MEETING DATE: Friday July 21, 2006  --  Postponed to Aug 18

Lee Maxwell Presents – What is Wikimedia?

 

By Lee Maxwell

“Wiki-wiki” is an adjective and adverb in native Hawaiian meaning “quick” or “fast.” Wiki in webspeak “is a type of website that allows users to add, remove, or otherwise edit and change all content very quickly and easily, sometimes without the need for registration. This ease of interaction and operation makes a wiki an effective tool for collaborative writing.”

Wikipedia is “an international Web-based free-content encyclopedia. It exists as a wiki, a website that allows visitors to edit its content; the word Wikipedia itself is a portmanteau of wiki and encyclopedia.  Wikipedia is written collaboratively [and anonymously – Lee] by volunteers, allowing articles to be changed by anyone with access to the website.” (All definitions courtesy of Wikipedia.)

I will discuss Wikipedia and other projects created by the Wikimedia Foundation, including Wiktionary, Wikiquote, Wikibooks, Wikinews and others. Like thousands of other Wikipedians, I have written some articles and edited many others. Yet I’ve only been using Wikipedia off-and-on for about a year, and I am always learning something new about the project and other Wikimedia projects.

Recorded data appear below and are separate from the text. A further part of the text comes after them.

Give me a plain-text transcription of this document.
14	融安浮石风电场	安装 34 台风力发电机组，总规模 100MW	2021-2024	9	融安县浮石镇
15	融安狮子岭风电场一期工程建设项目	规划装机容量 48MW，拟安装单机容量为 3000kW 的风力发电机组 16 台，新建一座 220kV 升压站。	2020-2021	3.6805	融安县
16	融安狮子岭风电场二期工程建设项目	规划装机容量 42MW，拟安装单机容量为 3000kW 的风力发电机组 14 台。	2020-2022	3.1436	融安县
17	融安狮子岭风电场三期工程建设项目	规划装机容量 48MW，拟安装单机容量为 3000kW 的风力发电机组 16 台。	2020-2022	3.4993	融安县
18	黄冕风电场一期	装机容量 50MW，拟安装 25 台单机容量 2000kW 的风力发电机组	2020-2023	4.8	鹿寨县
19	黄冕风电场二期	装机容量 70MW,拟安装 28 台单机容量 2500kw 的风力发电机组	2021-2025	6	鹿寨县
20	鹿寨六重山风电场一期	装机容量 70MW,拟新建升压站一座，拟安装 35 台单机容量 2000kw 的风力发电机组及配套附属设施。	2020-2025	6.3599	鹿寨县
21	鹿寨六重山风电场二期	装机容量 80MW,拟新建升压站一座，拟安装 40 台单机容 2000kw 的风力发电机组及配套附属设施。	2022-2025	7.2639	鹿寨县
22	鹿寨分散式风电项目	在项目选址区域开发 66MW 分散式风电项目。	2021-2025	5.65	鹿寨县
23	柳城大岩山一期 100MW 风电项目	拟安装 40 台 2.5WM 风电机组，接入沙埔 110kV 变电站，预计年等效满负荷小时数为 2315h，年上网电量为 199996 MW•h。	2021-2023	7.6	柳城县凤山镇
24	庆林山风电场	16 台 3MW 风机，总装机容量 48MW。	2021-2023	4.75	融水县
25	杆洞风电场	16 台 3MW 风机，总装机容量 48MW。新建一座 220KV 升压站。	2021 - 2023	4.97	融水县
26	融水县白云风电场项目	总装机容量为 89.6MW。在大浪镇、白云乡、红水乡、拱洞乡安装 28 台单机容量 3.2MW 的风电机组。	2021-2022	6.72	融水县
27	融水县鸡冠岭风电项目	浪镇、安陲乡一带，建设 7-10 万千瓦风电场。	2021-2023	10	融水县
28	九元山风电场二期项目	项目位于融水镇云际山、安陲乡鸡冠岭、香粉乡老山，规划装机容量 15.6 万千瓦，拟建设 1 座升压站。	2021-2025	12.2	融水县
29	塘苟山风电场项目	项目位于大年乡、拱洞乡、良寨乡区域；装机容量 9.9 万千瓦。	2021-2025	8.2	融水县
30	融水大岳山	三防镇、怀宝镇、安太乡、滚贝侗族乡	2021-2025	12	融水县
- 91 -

I think Wikipedia is fascinating, in part because of the philosophical assumptions behind it: that everyone has a right to contribute, that most contributors will do the best they can to write informatively and accurately, and that the openness of Wikipedia helps ensure its accuracy, the same concept of excellence behind open-source software like Linux and Mozilla. As Larry Sanger, former Wikipedia editor, is quoted by Wikipedia, “Given enough eyeballs, all errors are shallow,” that eventually the Wikipedia community finds and corrects errors.

I look forward to discussing Wikipedia with you at the July general meeting.